Ce qui frappe à l'écoute de ce Fly Trio sans instrument harmonique? L'équilibre des individualités à travers un réel travail collectif. L'imbrication parfaite de chacune des parties. Le travail harmonique à deux voix. L'élégance des lignes qui s'enlacent, tant dans l'improvisation que dans la structure. L'unité et la cohérence du discours. Cette réelle intensité sous-tendue au calme apparent de l'expression.

Tout est question de subtilité avec ce Fly Trio. Contemplation, écoute attentive des éléments en haute altitude.

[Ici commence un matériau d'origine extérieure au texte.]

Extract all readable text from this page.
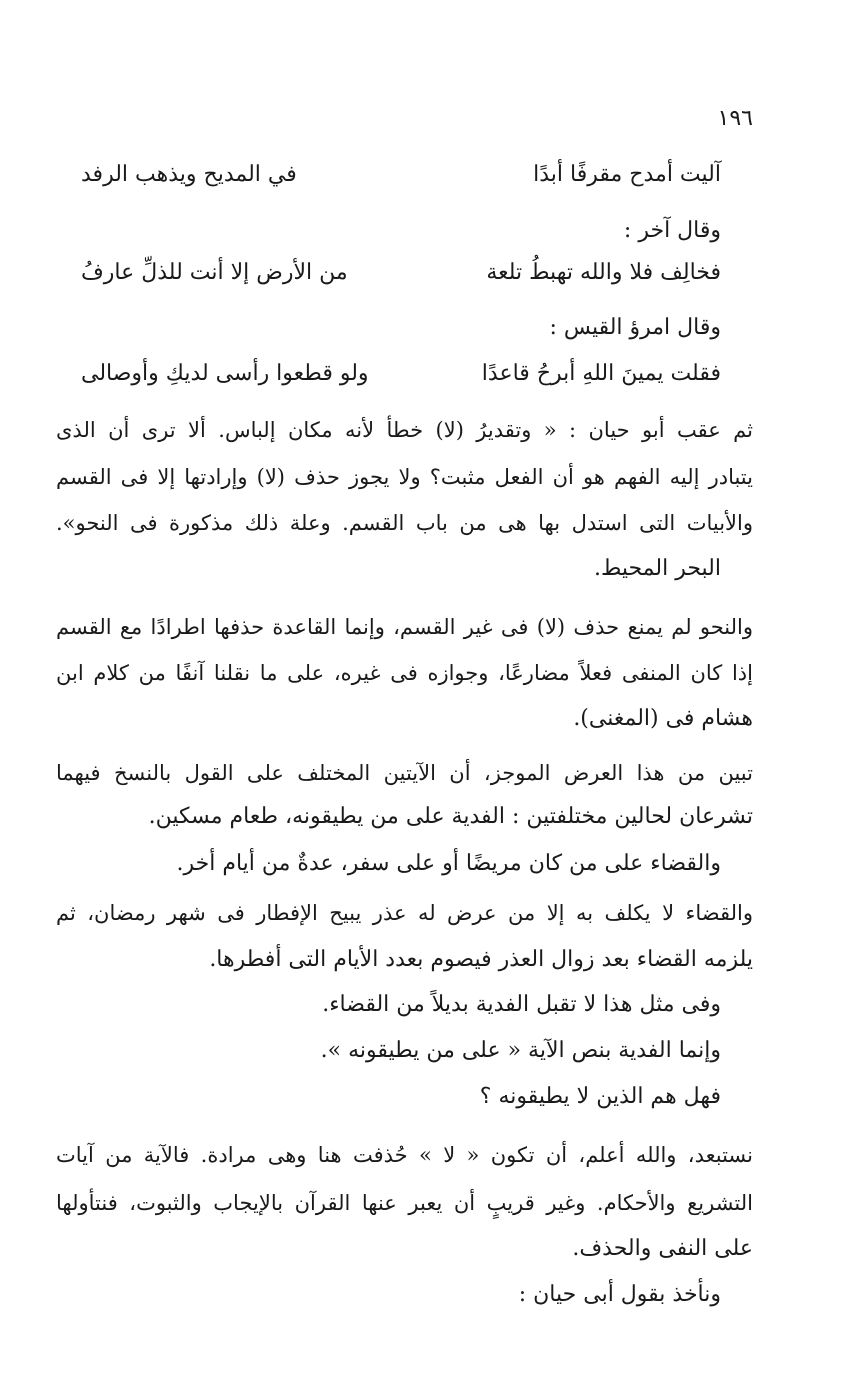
١٩٦
آليت أمدح مقرفًا أبدًا
في المديح ويذهب الرفد
وقال آخر :
فخالِف فلا والله تهبطُ تلعة
من الأرض إلا أنت للذلِّ عارفُ
وقال امرؤ القيس :
فقلت يمينَ اللهِ أبرحُ قاعدًا
ولو قطعوا رأسى لديكِ وأوصالى
ثم عقب أبو حيان : « وتقديرُ (لا) خطأ لأنه مكان إلباس. ألا ترى أن الذى
يتبادر إليه الفهم هو أن الفعل مثبت؟ ولا يجوز حذف (لا) وإرادتها إلا فى القسم
والأبيات التى استدل بها هى من باب القسم. وعلة ذلك مذكورة فى النحو».
البحر المحيط.
والنحو لم يمنع حذف (لا) فى غير القسم، وإنما القاعدة حذفها اطرادًا مع القسم
إذا كان المنفى فعلاً مضارعًا، وجوازه فى غيره، على ما نقلنا آنفًا من كلام ابن
هشام فى (المغنى).
تبين من هذا العرض الموجز، أن الآيتين المختلف على القول بالنسخ فيهما
تشرعان لحالين مختلفتين : الفدية على من يطيقونه، طعام مسكين.
والقضاء على من كان مريضًا أو على سفر، عدةٌ من أيام أخر.
والقضاء لا يكلف به إلا من عرض له عذر يبيح الإفطار فى شهر رمضان، ثم
يلزمه القضاء بعد زوال العذر فيصوم بعدد الأيام التى أفطرها.
وفى مثل هذا لا تقبل الفدية بديلاً من القضاء.
وإنما الفدية بنص الآية « على من يطيقونه ».
فهل هم الذين لا يطيقونه ؟
نستبعد، والله أعلم، أن تكون « لا » حُذفت هنا وهى مرادة. فالآية من آيات
التشريع والأحكام. وغير قريبٍ أن يعبر عنها القرآن بالإيجاب والثبوت، فنتأولها
على النفى والحذف.
ونأخذ بقول أبى حيان :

D'entrée de jeu, un swing léger pour une envolée rapide et sûre. Sans crier gare, le rythme se raffermit, pendant que la contrebasse assure dans la sobriété et la perfection et que le saxophone ténor explore des avenues résolument contemporaines.

On se dit que Mark Turner joue avec plus d'urgence qu'autrefois. Longtemps, j'ai trouvé savante et très rigoureuse l'approche de ce saxophoniste (ténor et soprano), considéré parmi les élus de sa génération -la mi-quarantaine. Depuis les années 90, j'apprécie sa recherche de sonorité: un son presque plat au début des phrases et soudain... on découvre la vigueur et la puissance de l'homme à travers la subtilité de son discours mélodique.

De toute évidence, Mark Turner est un homme réfléchi, posé, circonspect, mais... il l'était peut-être un peu trop jusqu'à ce jour de novembre 2008 alors qu'il a failli perdre des doigts -à la suite d'un accident avec une scie électrique. Sa carrière aurait été kaput, vous vous en doutez bien. Aujourd'hui, il a beau déplorer être légèrement handicapé par une perte de sensibilité à deux doigts, il me semble au contraire n'avoir jamais si bien joué. Sorti grandi de cette épreuve? Impossible de l'affirmer, mais...

Avec une section rythmique aussi brillante, il faut dire, le talent de Mark Turner ne peut être mieux mis en valeur. Larry Grenadier et Jeff Ballard ayant amorcé leur relation musicale à l'adolescence, inutile d'ajouter qu'ils forment une paire de choix. La maîtrise, le son, la complexité, l'attitude, ce côté relax, cette souplesse, cette concentration exemplaire. Grenadier incarne la rigueur, la sobriété, la précision, les notions supérieures d'harmonie et de mélodie, le son, mais aussi le groove. Jeff Ballard, c'est à la fois la puissance de l'impulsion, la frappe de la caisse claire, le superbe jeu de cymbales, la connaissance polyrythmique. Brad Mehldau ne les a pas recrutés au hasard !

Au programme de cette superbe séquence, Festival Tune, The Year of the Snake, CJ, Lady B, Kingston, une évocation de Cole Porter, on en passe. Des pièces vraiment composées par chacun, créées pour trois et jouées à trois.

En ce début de mardi soir au Gesù, il fut exclusivement question de beauté.